Por isso, é urgente refletir: quem está sendo convidado a construir esse futuro?
Apesar de todo o discurso de disrupção, diversidade e impacto social, os espaços de inovação ainda operam, muitas vezes, a partir de lógicas excludentes. A presença de pessoas negras nesses festivais e ecossistemas ainda é extremamente limitada, tanto nas plateias quanto, principalmente, nos palcos, nas lideranças de painéis, nas mesas de decisão e entre os investidores.
Inovação para quem? E com quem?
A inovação, quando não considera a pluralidade de vivências, tende a reforçar desigualdades. Criar soluções tecnológicas ou imaginar futuros sem incluir as pessoas que historicamente foram excluídas dos centros de poder é, na prática, perpetuar um modelo de exclusão com novas ferramentas.
A ausência de pessoas negras nesses espaços não é falta de capacidade, talento ou ideias.
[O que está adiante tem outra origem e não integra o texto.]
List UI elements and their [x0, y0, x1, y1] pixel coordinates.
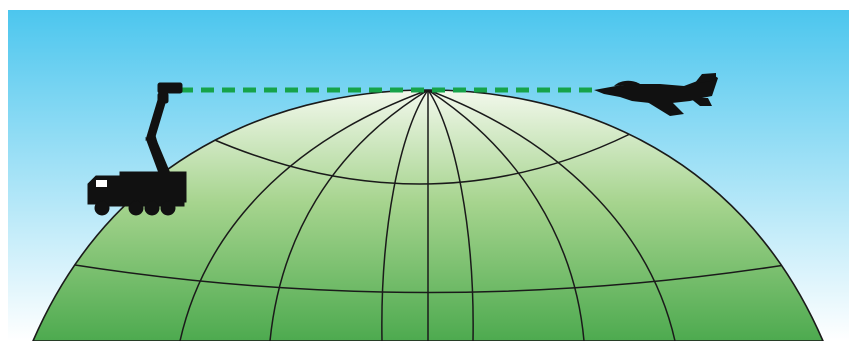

É reflexo de barreiras estruturais que vão desde o acesso à educação e oportunidades até os filtros raciais e sociais nos processos de curadoria, seleção e investimento.
Essa exclusão impacta não apenas os profissionais negros, mas todo o ecossistema de inovação, que perde em potência, criatividade e relevância social.
O que muda com a presença negra?
A presença negra em festivais e ecossistemas de inovação não é apenas uma questão de representatividade simbólica. É sobre redes de conexão, negócios que nascem a partir de encontros, acesso a conhecimento de ponta e a possibilidades concretas de investimento, crescimento e influência.
Mais do que isso, quando pessoas negras estão nesses espaços, novas perguntas surgem. Questões relacionadas a justiça social, territorialidade, ancestralidade, racismo algorítmico, tecnologias regenerativas, sustentabilidade periférica e economia do cuidado passam a integrar os debates sobre inovação. O futuro deixa de ser um território neutro – e passa a ser um campo de disputa.
Caminhos possíveis
A transformação desse cenário passa por múltiplas frentes: curadorias mais diversas, bolsas de acesso e programas de incentivo, fomento a iniciativas negras de inovação, cobertura midiática antirracista, financiamento de projetos liderados por pessoas negras e a valorização de saberes que muitas vezes são marginalizados no universo da tecnologia.
Também é preciso fortalecer ecossistemas de inovação negra, que já existem e resistem – como redes de afroempreendedores, coletivos de tecnologia periférica, startups lideradas por pessoas negras e eventos que colocam a negritude no centro da inovação.
Se o futuro está sendo construído agora, ele precisa ser negro, plural e justo desde já. A inovação só cumpre seu verdadeiro papel quando é feita com – e não apenas para – todas as pessoas.
Incluir pessoas negras em festivais e ecossistemas de inovação é, portanto, mais do que necessário: é estratégico, é urgente, é inadiável.